Two other researchers contacted for reactions to Verdolini’s study largely agreed with its findings.

“I think policymakers haven’t really grasped what 50 percent renewables really means in a system, without at least cheap batteries available,” says Christopher Knittel, who directs the Center for Energy and Environmental Policy Research at MIT, and who said he found the study’s results quite plausible.

“It’s certainly true that as one adds more renewables, the value of flexible generation increases, and so I would expect to see some correlation as they found,” added Eric Hittinger, an energy system researcher at the Rochester Institute of Technology who like Knittel was not involved in the study.

Hittinger and Knittel agreed that adding flexible natural gas alongside renewable projects is not a major climate change concern because the gas plants wouldn’t be running all the time — so it’s not like adding coal plants. The emissions would be real, but considerably more limited.
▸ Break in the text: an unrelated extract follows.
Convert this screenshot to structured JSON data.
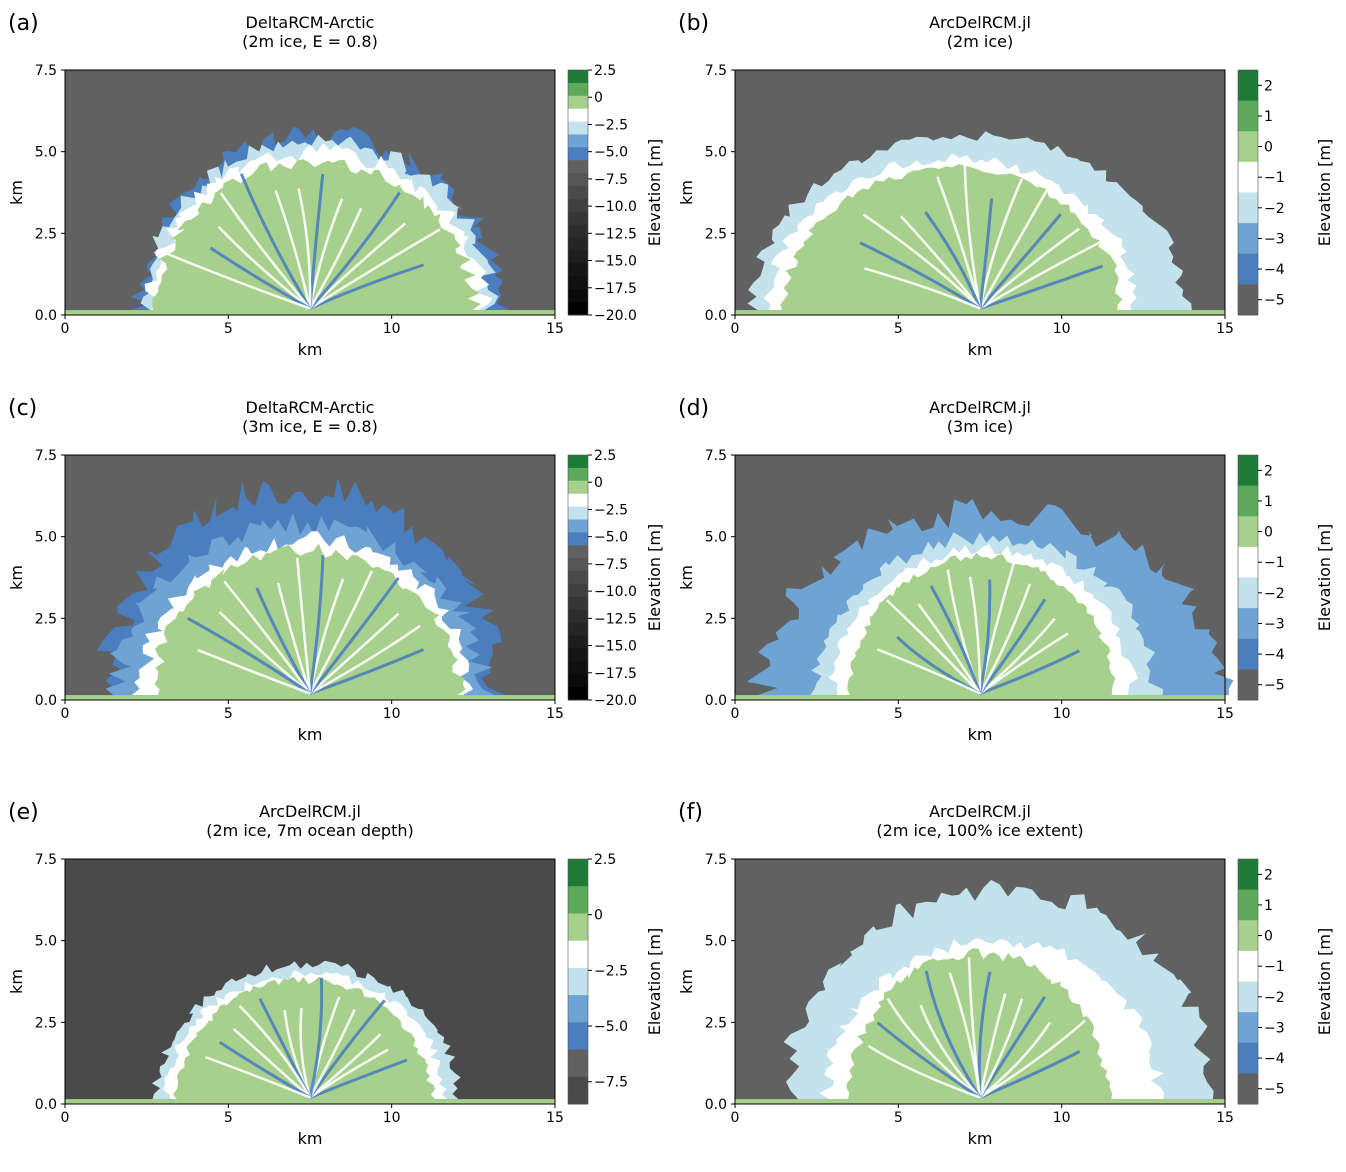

However, they said, the principal issue is that the research suggests renewable plants are more costly to build, because of the added backup requirement.

“It’s a reality check now,” said Knittel of the study. “I think it’s potentially bad news as we start to get higher and higher penetration levels of renewables.”

The study also lends some credence to the widespread description of natural gas as a so-called “bridge fuel” that allows for a transition into a world of more renewables, as it is both flexible and also contributes less carbon dioxide emissions than does coal, per unit of energy generated by burning the fuel. (Environmentalists like to point out that if there are enough methane leaks from the process of drilling for and transporting natural gas, this edge could be canceled out.)

Hittinger also questioned what the correlation found in the study actually means — does it mean that natural gas spurs on the development of more solar and wind, or vice versa?

Verdolini said the study implies that the causation occurs with gas plants being added first, which then makes renewable projects more easy to integrate. “It’s an enabling factor,” she said, although she cautioned that the study cannot fully demonstrate causation.

Verdolini agreed that the findings are something that decision-makers hoping to add more clean energy to the grid will have to take into account.

“If you have an electric car, you don’t need a diesel car in your garage sitting there,” said Verdolini. “But in the case of renewables, it’s different, because if you have renewable electricity and that fails, then you need the fast acting gas sitting in your garage, so to speak.”